You contribute after-tax money, which grows tax-free, and withdrawals in retirement are tax-free, too. A Roth is a great idea for young workers and kids with part-time or summer jobs because the longer investments in the account grow, the bigger the tax advantage. You can contribute up to the amount of your earnings from work, or a maximum of $5,500 for 2018 (or $6,500 if you’re 50 or older), as long as your modified adjusted gross income is less than $135,000 for singles or $199,000 for married joint filers. Fidelity and TD Ameritrade offer Roth accounts with no minimum investment or maintenance fees. (For a minor child, you’ll need to open a custodial Roth account.) Charles Schwab has a $100 minimum investment for a custodial IRA but no maintenance fees.
You can put in up to $18,500 in 2018 ($24,500 if you’re 50 or older), plus as much as 20% of your net self-employment income, up to a total of $55,000 (or $61,000 if you are 50 or older)—or the amount of freelance income for the year, whichever is less. Your contributions are tax-deductible, and they grow tax-deferred until you take withdrawals in retirement. Fidelity, Schwab and several other financial institutions offer low-cost solo 401(k)s.
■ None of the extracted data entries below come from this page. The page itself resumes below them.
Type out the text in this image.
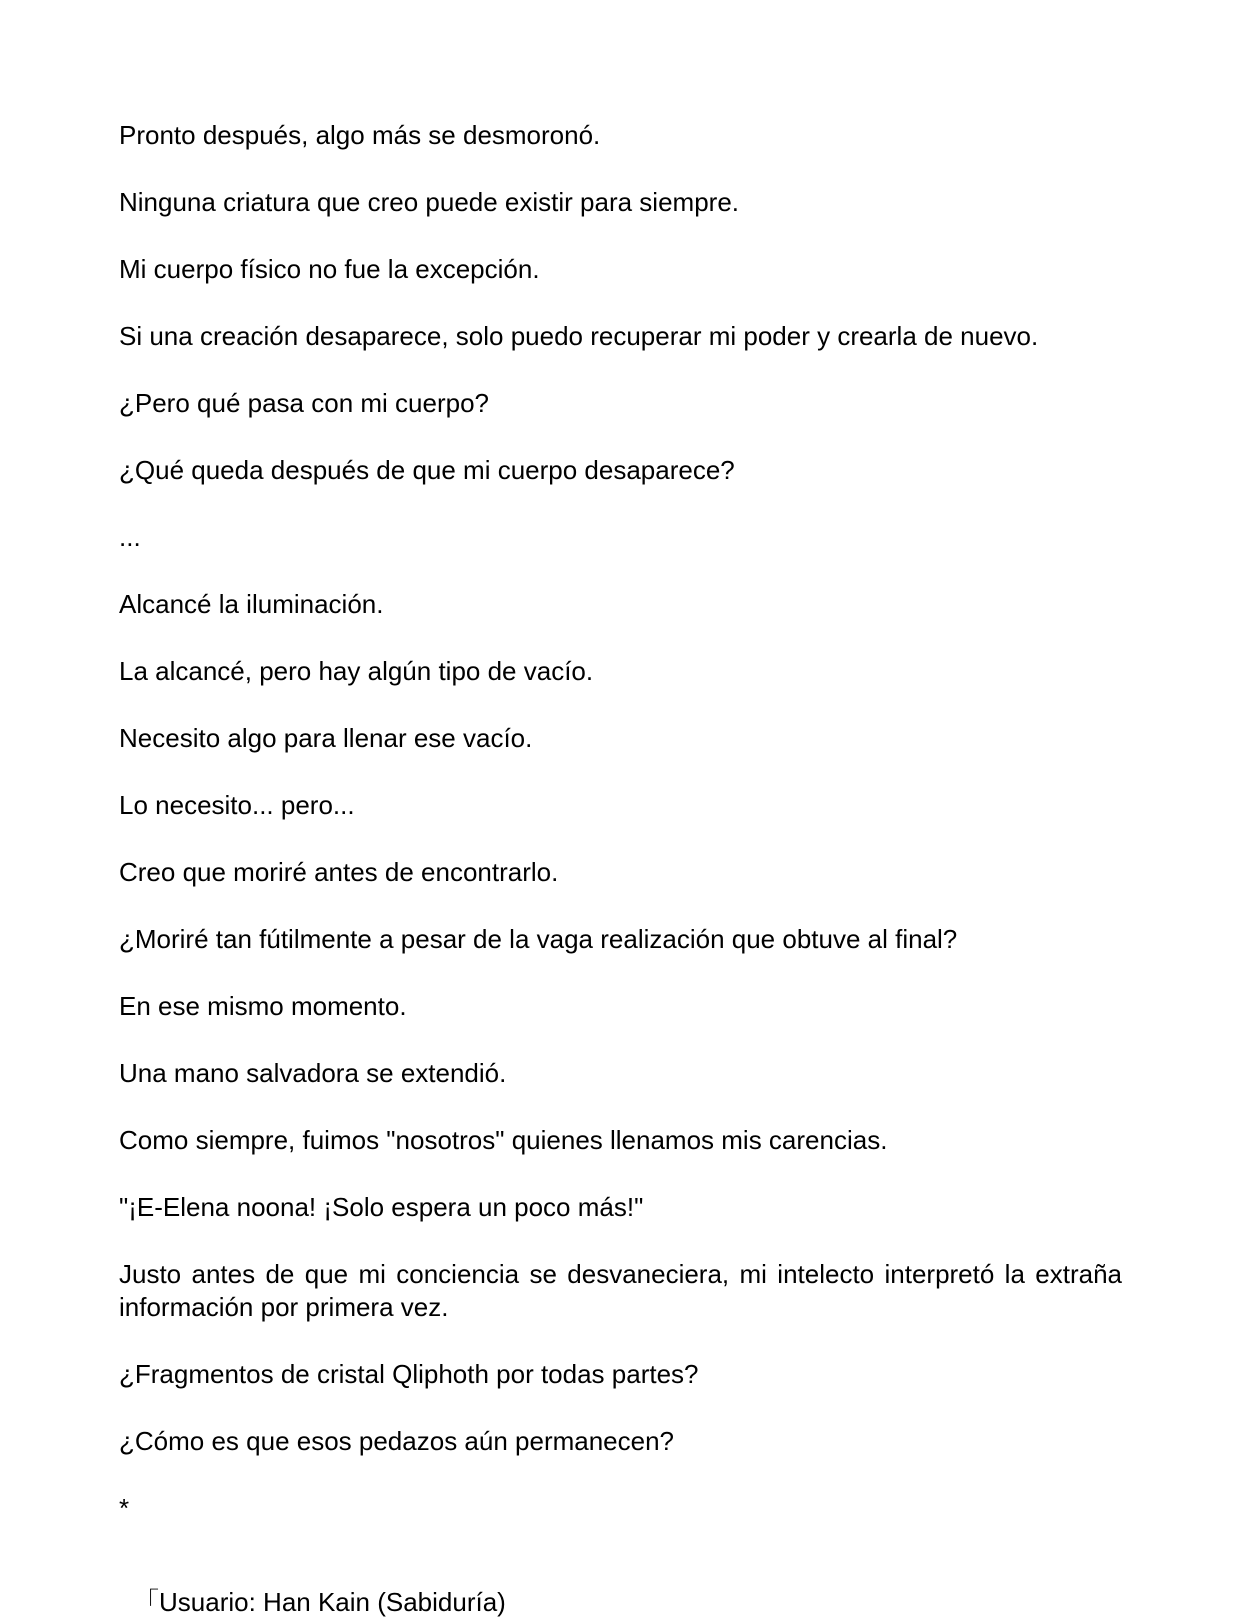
Pronto después, algo más se desmoronó.

Ninguna criatura que creo puede existir para siempre.

Mi cuerpo físico no fue la excepción.

Si una creación desaparece, solo puedo recuperar mi poder y crearla de nuevo.

¿Pero qué pasa con mi cuerpo?

¿Qué queda después de que mi cuerpo desaparece?

...

Alcancé la iluminación.

La alcancé, pero hay algún tipo de vacío.

Necesito algo para llenar ese vacío.

Lo necesito... pero...

Creo que moriré antes de encontrarlo.

¿Moriré tan fútilmente a pesar de la vaga realización que obtuve al final?

En ese mismo momento.

Una mano salvadora se extendió.

Como siempre, fuimos "nosotros" quienes llenamos mis carencias.

"¡E-Elena noona! ¡Solo espera un poco más!"

Justo antes de que mi conciencia se desvaneciera, mi intelecto interpretó la extraña información por primera vez.

¿Fragmentos de cristal Qliphoth por todas partes?

¿Cómo es que esos pedazos aún permanecen?

*

「Usuario: Han Kain (Sabiduría)
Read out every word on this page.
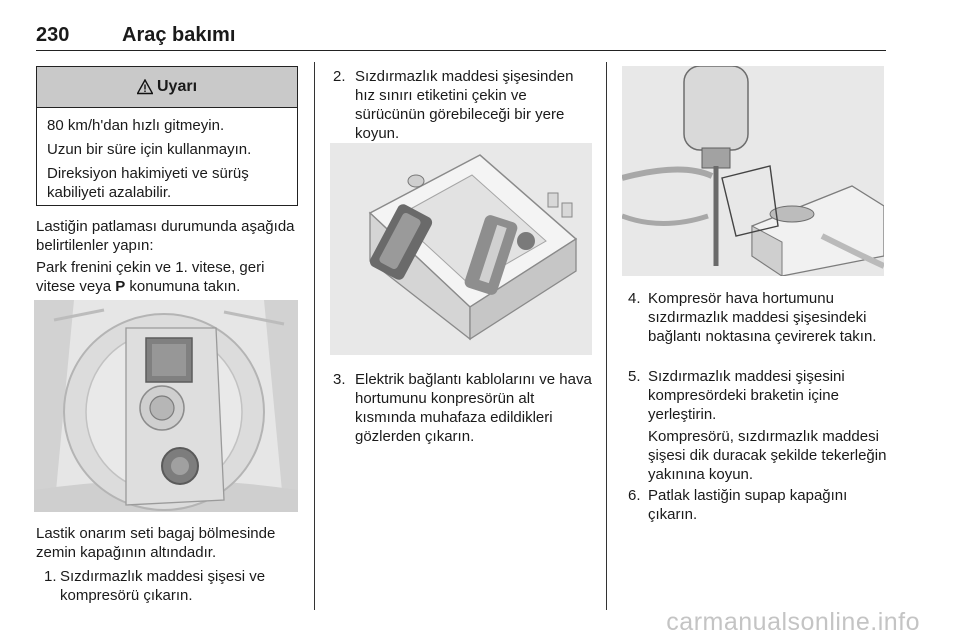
230	Araç bakımı
Uyarı

80 km/h'dan hızlı gitmeyin.

Uzun bir süre için kullanmayın.

Direksiyon hakimiyeti ve sürüş kabiliyeti azalabilir.

Lastiğin patlaması durumunda aşağıda belirtilenler yapın:

Park frenini çekin ve 1. vitese, geri vitese veya P konumuna takın.

Lastik onarım seti bagaj bölmesinde zemin kapağının altındadır.

1. Sızdırmazlık maddesi şişesi ve kompresörü çıkarın.
2. Sızdırmazlık maddesi şişesinden hız sınırı etiketini çekin ve sürücünün görebileceği bir yere koyun.
3. Elektrik bağlantı kablolarını ve hava hortumunu konpresörün alt kısmında muhafaza edildikleri gözlerden çıkarın.
4. Kompresör hava hortumunu sızdırmazlık maddesi şişesindeki bağlantı noktasına çevirerek takın.
5. Sızdırmazlık maddesi şişesini kompresördeki braketin içine yerleştirin.
Kompresörü, sızdırmazlık maddesi şişesi dik duracak şekilde tekerleğin yakınına koyun.
6. Patlak lastiğin supap kapağını çıkarın.
carmanualsonline.info
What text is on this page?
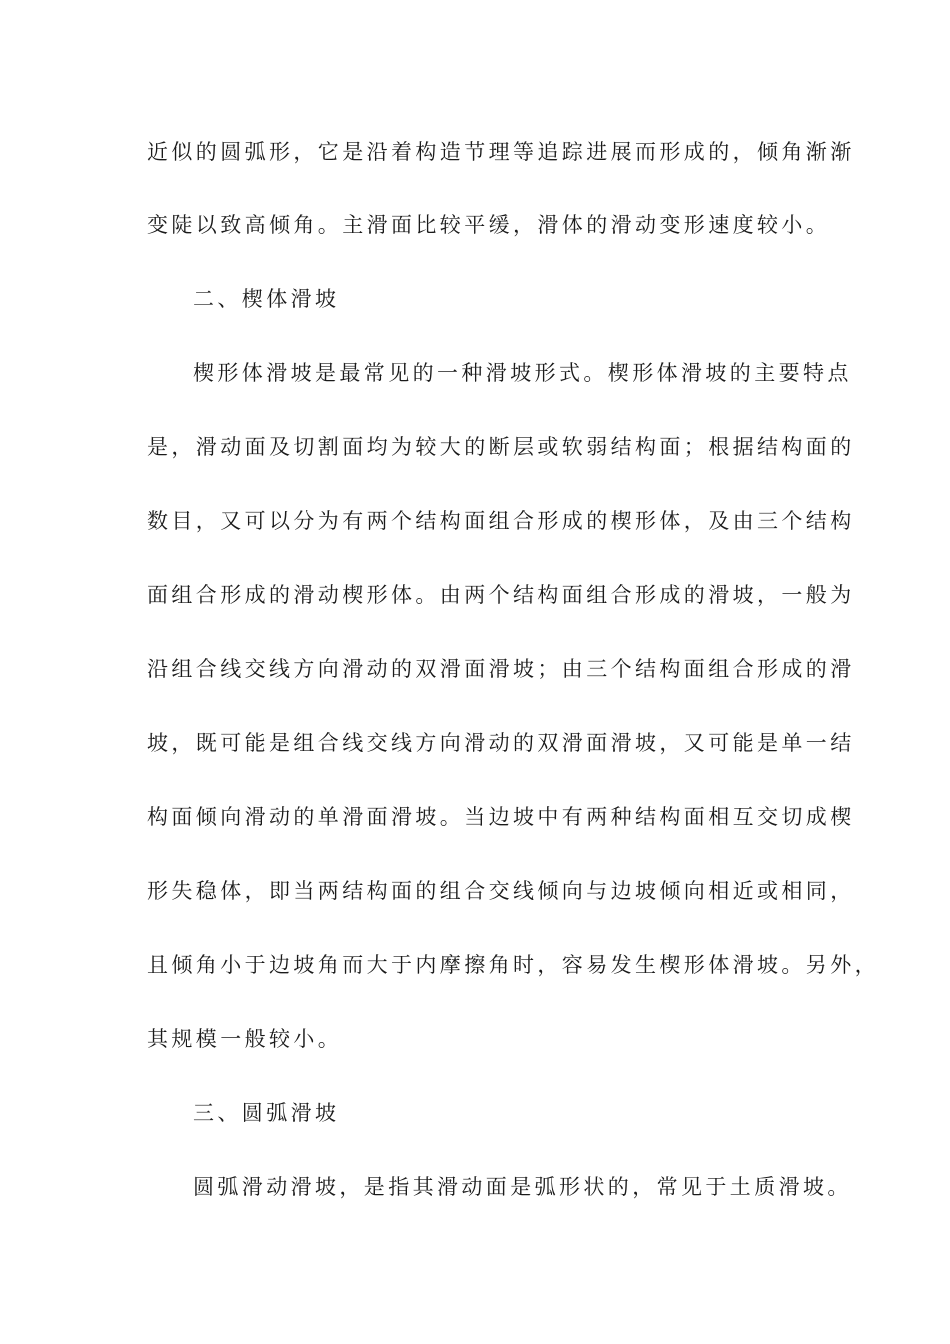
近似的圆弧形，它是沿着构造节理等追踪进展而形成的，倾角渐渐
变陡以致高倾角。主滑面比较平缓，滑体的滑动变形速度较小。
二、楔体滑坡
楔形体滑坡是最常见的一种滑坡形式。楔形体滑坡的主要特点
是，滑动面及切割面均为较大的断层或软弱结构面；根据结构面的
数目，又可以分为有两个结构面组合形成的楔形体，及由三个结构
面组合形成的滑动楔形体。由两个结构面组合形成的滑坡，一般为
沿组合线交线方向滑动的双滑面滑坡；由三个结构面组合形成的滑
坡，既可能是组合线交线方向滑动的双滑面滑坡，又可能是单一结
构面倾向滑动的单滑面滑坡。当边坡中有两种结构面相互交切成楔
形失稳体，即当两结构面的组合交线倾向与边坡倾向相近或相同，
且倾角小于边坡角而大于内摩擦角时，容易发生楔形体滑坡。另外，
其规模一般较小。
三、圆弧滑坡
圆弧滑动滑坡，是指其滑动面是弧形状的，常见于土质滑坡。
Run your numbers at www.immediateannuities.com. The site can calculate the income you’d receive from a lump sum or what you’d have to invest to get the income you need.
You can get a breakdown of the fees you pay by using Ameritrade’s free 401(k) Fee Analyzer. You’ll need to type in your fund information or provide your 401(k) account login credentials to allow read-only access to your account.
It’s a good idea to reshop your coverage every few years, especially if you are adding teen drivers or have major life changes, such as retirement. Ask your insurer or agent for a list of discounts, and make sure you’re getting all the breaks you deserve. See if you can reduce your rate some more by bundling auto with home or renters insurance, signing up for a data-tracking program or taking a defensive-driving course. Raising your deductible to $500 or $1,000 will trim your premiums and deter you from filing small claims that could lead to a rate hike.
See whether the coverage in your policy has kept up with the cost of labor and materials so you’ll be able to rebuild your home and replace your possessions should disaster strike. The insurer should calculate the rebuilding cost based on the square footage of your home and the current, local per-square-foot cost to rebuild. Mention any home improvements that might boost the replacement cost. Ask about gaps in coverage you could fill—such as by adding an inexpensive sewage backup rider or getting special coverage for valuables.